The United States military is holding hundreds of prisoners accused of Taliban or Al Qaeda ties at Guantánamo. Many were seized in the heat of battle, but others were turned over in exchange for rewards or bounties. Advocates for the prisoners maintain that one-third or more are being held on the basis of bad intelligence, or simply for being in the wrong place at the wrong time.

The Guantánamo detainees are in legal limbo. The Bush administration refuses to designate them prisoners of war, a label that would entitle them to immunity from prosecution for acts committed during a lawful war, among other things. Nor is the administration treating them as ordinary criminal defendants, entitled to know the charges against them and allowed to contest their confinement in court. The government's position is that the detainees are "unlawful combatants" who can be held incommunicado indefinitely.

Whatever their legal status, the Guantánamo detainees must be given a chance to contest their confinement. Those who were wrongly caught up in the military's net must have an opportunity to make their case.

As noncitizens captured in wartime, they may not have the right to have their claims heard in United States courts. But they must be given some forum, like a military tribunal, in which to contest their continued imprisonment. The rules of evidence, and the standard of proof for holding them, may be different from those in ordinary criminal trials. But there must be rules, and at least some individualized proof, for the detentions to be proper.

The ruling, from the United States Court of Appeals for the District of Columbia Circuit in a suit filed by Kuwaiti, British and Australian detainees, said that the court lacked jurisdiction to hear claims by the Guantánamo prisoners who contend that they are being wrongfully held. It is a disturbing decision that gives the administration essentially unchecked power to imprison foreigners. The court abdicated its role by not exercising any oversight in this important matter.

In refusing to let the Guantánamo detainees challenge their confinement, the administration is trampling on their rights. It is also damaging America's reputation for fairness. The administration should rethink its policies, and the Supreme Court should reverse yesterday's unfortunate decision.

It would be easy to forget about these men. I presume that many of them were in fact members of Al Qaeda, or Taliban soldiers fighting on their behalf. Al Qaeda members committed a heinous act of terrorism, and the Taliban refused to hand them over. We were within our rights to pursue and destroy both organizations, and the world is better off without them (though the extent to which we are free of these movements is certainly an open question).

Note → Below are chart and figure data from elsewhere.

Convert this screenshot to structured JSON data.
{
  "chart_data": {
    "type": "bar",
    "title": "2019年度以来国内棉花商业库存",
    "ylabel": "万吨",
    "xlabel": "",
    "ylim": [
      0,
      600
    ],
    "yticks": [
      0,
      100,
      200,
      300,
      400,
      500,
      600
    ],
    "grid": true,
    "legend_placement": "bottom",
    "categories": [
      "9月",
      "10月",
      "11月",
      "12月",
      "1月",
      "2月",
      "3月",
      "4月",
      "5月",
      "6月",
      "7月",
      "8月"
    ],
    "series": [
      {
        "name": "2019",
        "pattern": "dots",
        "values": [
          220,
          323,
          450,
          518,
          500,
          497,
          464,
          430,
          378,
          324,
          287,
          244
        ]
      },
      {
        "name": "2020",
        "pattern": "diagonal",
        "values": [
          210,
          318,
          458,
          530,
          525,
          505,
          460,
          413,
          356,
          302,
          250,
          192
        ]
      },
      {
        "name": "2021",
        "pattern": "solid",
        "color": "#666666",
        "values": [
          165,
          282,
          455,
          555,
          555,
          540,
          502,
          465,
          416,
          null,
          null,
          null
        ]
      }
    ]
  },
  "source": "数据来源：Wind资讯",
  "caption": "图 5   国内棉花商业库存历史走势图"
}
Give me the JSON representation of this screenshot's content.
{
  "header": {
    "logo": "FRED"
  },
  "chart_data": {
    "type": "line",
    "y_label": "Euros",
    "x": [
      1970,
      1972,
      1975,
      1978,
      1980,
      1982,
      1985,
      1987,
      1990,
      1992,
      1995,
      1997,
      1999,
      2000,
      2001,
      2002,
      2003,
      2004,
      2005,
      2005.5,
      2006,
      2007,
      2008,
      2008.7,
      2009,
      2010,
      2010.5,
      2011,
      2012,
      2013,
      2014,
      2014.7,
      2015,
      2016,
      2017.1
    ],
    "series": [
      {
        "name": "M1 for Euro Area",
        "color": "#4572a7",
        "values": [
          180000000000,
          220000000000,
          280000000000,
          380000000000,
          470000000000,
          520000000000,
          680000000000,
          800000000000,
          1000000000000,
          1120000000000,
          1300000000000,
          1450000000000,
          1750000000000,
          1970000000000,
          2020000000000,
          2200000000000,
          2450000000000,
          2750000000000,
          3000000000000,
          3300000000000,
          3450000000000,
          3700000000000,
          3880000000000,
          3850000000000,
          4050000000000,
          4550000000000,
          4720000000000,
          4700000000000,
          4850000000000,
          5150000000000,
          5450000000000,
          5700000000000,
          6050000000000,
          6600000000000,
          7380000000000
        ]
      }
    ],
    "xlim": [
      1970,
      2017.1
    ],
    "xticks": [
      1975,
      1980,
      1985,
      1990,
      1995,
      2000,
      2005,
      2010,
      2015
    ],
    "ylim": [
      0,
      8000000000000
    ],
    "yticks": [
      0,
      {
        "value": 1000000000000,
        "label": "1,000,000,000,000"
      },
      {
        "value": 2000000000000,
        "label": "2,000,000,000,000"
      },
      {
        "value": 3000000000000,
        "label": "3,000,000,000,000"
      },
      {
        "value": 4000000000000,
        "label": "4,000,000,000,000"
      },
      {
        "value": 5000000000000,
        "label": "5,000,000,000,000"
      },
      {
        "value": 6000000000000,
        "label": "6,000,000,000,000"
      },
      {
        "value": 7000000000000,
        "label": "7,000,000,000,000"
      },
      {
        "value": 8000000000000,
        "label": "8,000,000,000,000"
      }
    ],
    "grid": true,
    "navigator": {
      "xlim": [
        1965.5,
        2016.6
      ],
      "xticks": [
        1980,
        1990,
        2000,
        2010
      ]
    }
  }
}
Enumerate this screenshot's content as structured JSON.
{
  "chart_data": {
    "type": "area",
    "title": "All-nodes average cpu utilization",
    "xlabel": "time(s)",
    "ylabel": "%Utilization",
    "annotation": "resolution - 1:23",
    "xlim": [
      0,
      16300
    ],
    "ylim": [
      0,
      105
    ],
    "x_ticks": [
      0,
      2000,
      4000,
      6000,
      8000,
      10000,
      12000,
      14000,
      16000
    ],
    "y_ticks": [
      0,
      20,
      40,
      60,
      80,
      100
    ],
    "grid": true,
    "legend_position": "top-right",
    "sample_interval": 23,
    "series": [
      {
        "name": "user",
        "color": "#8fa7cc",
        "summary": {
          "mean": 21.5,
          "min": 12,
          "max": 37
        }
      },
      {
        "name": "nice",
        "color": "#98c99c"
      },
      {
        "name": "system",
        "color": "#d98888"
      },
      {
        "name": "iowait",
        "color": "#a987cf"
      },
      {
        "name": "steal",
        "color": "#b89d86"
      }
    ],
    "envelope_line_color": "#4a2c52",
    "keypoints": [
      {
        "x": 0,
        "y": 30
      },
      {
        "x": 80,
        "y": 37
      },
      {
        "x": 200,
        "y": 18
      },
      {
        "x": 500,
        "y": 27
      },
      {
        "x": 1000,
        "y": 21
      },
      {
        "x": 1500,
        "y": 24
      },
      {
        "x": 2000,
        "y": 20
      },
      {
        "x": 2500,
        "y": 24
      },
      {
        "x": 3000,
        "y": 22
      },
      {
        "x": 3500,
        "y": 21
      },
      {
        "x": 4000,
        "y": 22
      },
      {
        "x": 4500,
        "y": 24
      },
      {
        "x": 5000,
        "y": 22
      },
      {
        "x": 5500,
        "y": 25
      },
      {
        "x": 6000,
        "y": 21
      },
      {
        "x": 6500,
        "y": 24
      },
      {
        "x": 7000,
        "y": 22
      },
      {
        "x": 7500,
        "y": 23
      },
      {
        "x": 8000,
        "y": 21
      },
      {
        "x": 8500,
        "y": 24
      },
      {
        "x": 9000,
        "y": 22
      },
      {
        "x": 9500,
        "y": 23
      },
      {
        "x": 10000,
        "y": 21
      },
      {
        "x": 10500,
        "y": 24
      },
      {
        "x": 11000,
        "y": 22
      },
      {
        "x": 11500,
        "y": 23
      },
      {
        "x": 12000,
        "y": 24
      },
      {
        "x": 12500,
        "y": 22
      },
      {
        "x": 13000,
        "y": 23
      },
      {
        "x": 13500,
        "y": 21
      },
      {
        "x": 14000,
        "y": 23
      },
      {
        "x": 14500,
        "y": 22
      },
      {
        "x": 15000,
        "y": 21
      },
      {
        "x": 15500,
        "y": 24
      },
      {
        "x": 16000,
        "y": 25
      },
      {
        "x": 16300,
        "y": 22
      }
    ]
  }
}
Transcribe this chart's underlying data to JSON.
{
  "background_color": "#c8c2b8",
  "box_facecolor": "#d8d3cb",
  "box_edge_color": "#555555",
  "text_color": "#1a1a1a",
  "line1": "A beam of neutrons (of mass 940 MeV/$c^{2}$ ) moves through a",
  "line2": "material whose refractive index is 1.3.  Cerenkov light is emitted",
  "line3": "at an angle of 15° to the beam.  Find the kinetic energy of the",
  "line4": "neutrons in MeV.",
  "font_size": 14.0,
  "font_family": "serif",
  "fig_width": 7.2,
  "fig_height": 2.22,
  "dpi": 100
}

Having said that, none of this changes the fact that these men -- however grave their alleged crimes -- are human beings with certain rights. If they are prisoners of war, then they must be treated in accordance with the guidelines to which we have agreed for the treatment of such prisoners, including contact with the outside world and release after the end of hostilities. If they aren't prisoners of war, then they must be treated in accordance with our own laws for criminal suspects, including the right to legal counsel and the right to be presumed innocent until proven guilty. Instead of following either of these paths, the Bush administration has invented a new legal concept to describe the prisoners, "unlawful combatants," which it claims frees it from any of these obligations, and then has used the peculiar territorial status of the US base at Guantánamo to keep the detainees out of the reach of US courts.

Watching the behavior of governments over time demonstrates that small programs targeted at a few often grow far beyond their originally promised purposes. If we allow our government to continue to deny the rights of hundreds of prisoners in Guantánamo, and justify this on the grounds that they are terrorists, we may wake up one day to find that it is no longer hundreds, but thousands. We may wake up one day to a frontal assault on the Bill of Rights and belatedly realize that it began here and now.